In 1996 the museum moved to the Rotermanni salt warehouse. The building was opened for the public on June 7, 1996. By the way, the former farm building is one of the most grandiose flagstone buildings in the “Rotermanni Quarter” of Tallinn. It was built in 1908 according to the project of the Baltic-German engineer Ernst Baustedt. The salt was stored in the vaulted basement of the one-storey building and processed on the second floor.
The salt warehouse was renovated in 1995-1996 according to a design by architect Ülo Peili and interior architect Taso Mähari (both from the architectural firm Urbel & Peil). With the Art Museum’s exhibition hall moving out of the Rotermanni salt warehouse in the summer of 2005, the life of the Architectural Museum has undergone major changes. The museum, with its magnificent exhibition rooms, will continue to operate as a center for architecture as well as art.

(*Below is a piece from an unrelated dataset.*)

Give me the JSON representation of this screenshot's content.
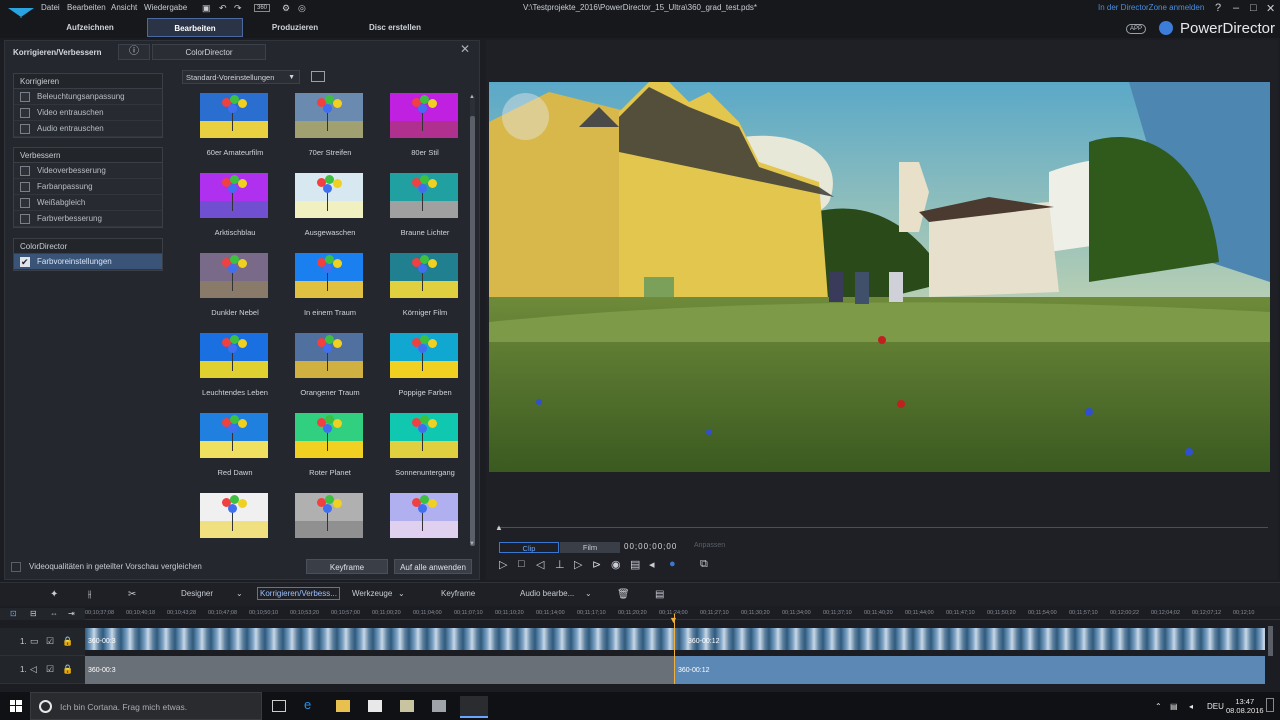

The Estonian Museum of Architecture holds exhibitions on a regular basis. By 2004 the total number of exhibitions has reached two hundred, of which 159 are devoted to architecture and design and 41 to fine arts, applied arts, theater, fashion and electronic art (including the annual exhibitions of the Art Academy). In addition, Estonian museum regularly takes part in international exhibitions and thematic events in cooperation with other world-renowned museums.
Location on the map
- Salt warehouse builder Christian Bartold Rotermann (1840-1912) was one of the most famous industrialists of Tallinn who continued the production and commercial activities started by his father, also Christian Rotermann (1801-1870), in the same quarter.
- He expanded the metal and wood processing industry, in 1879 he built a steam saw building, in 1887 he established a pasta factory, in 1888 a new commercial building near Mere boulevard and then a grain mill, which grew to become the largest in Tallinn.